In order to grant recognition to these industrial clusters with a view to maximising their potential and enabling them to move higher in the value chain and tap new markets, it was decided that selected towns producing goods of Rs.1000 crore or more will be notified as Towns of Exports Excellence on the basis of potential for growth in exports.

However, for the Towns of Export Excellence in the Handlooms, Handicraft, Agriculture and Fisheries sector, the threshold limit is Rs.250 crore.

“INDIA WILL NOT COMPROMISE INTEREST OF FARMERS”

Shri Kamal Nath, Union Minister of Commerce & Industry, made it clear that the interests of India’s farmers and infant industries cannot and will not be compromised in the World Trade Organisation (WTO) negotiations under the current Doha Round, even as he underlined India’s continuing commitment to a rule-based multilateral trading system.
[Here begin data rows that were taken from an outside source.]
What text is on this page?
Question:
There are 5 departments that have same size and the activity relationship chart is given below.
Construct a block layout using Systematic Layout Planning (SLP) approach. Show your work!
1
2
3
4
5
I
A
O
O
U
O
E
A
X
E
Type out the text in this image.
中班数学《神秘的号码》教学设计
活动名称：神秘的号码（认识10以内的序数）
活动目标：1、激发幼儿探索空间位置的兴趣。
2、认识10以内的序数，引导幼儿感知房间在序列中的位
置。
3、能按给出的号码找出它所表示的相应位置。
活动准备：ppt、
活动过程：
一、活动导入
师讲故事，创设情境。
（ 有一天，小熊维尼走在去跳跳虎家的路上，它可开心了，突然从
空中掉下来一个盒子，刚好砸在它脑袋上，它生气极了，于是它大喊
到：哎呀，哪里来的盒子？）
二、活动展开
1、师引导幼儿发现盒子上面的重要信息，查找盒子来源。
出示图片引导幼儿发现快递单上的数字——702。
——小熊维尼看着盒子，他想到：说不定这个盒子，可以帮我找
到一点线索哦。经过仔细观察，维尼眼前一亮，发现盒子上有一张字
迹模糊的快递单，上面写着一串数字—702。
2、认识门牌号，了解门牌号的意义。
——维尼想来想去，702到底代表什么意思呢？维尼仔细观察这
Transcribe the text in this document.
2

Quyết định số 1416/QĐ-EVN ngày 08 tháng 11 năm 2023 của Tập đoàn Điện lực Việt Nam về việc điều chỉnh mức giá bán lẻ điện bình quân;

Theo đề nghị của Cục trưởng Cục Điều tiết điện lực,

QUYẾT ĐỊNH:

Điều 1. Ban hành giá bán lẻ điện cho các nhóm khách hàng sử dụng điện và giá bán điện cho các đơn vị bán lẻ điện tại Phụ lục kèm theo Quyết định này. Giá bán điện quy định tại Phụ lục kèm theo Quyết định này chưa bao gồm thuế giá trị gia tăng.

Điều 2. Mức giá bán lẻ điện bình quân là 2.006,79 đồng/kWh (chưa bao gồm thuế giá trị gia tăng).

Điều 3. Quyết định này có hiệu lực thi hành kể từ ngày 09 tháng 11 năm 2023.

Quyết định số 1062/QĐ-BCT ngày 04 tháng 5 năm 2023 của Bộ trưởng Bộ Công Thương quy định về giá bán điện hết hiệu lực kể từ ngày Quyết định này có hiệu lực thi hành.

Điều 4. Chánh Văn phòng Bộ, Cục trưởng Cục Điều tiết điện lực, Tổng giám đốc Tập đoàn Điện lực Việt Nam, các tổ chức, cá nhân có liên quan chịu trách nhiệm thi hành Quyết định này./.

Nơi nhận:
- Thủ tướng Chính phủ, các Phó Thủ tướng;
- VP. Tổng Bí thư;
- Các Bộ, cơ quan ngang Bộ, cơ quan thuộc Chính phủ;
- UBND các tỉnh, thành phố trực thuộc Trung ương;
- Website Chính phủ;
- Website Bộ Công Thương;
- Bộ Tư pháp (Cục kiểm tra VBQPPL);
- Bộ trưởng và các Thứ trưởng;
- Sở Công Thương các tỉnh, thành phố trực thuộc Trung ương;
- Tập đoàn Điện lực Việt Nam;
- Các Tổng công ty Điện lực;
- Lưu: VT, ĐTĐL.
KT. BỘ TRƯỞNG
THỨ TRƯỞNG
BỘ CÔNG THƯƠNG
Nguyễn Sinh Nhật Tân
Delivering a Special Address on “WTO and the Doha Development Agenda: The Way Forward” at a meeting jointly organised by the Federation of Indian Chambers of Commerce & Industry (FICCI) and Indian Council for Research on International Economic Relations (ICRIER), Shri Kamal Nath urged the developed countries to recognise that development dimension was at the core of the Doha Development Agenda and said India looked forward to the developed countries taking a leadership role in moving the Doha process forward by correcting distortions in the global trading system, especially in agriculture.

FDI IN MANUFACTURING SECTOR
Foreign Direct Investment (FDI) up to 100% is permitted on the automatic route in all manufacturing activities except:-

(i) Defence Industry (where there is an equity cap of 26% and entry rute
  restriction);

(ii) Cigars & Cigarette manufacturing (where there is an entry route restriction);

(iii) Where provisions of Press Note 1(2005 series) are attracted i.e. where the foreign investor has an existing joint venture in India in the same field(where there is an entry route restriction);

(iv) Where more than 24% foreign equity is proposed to be inducted for manufacture of items reserved for Small Scale sector(where there is an entry route restriction). This was stated by the Minister of State for Industry, Shri Ashwani Kumar in a written reply to a question in Lok Sabha

INCREASE IN IMPORT OF ITEMS

The top commodities whose imports have increased during the last three years include petroleum crude & products; machinery except electrical and electronics; electronics goods; gold, pearls, precious and semi-precious stones, etc. Most of the commodities recording a higher growth of import reflect the growth of demand for raw-materials, intermediate products and capital goods from the manufacturing sector or growth of commodity prices as in the case of crude oil. Imports are largely governed by the emerging needs of the economy and international prices of commodities. The Government normally does not take measures to restrict imports which may lead to dampening of the growth in the economy and resurgence of inflationary pressures.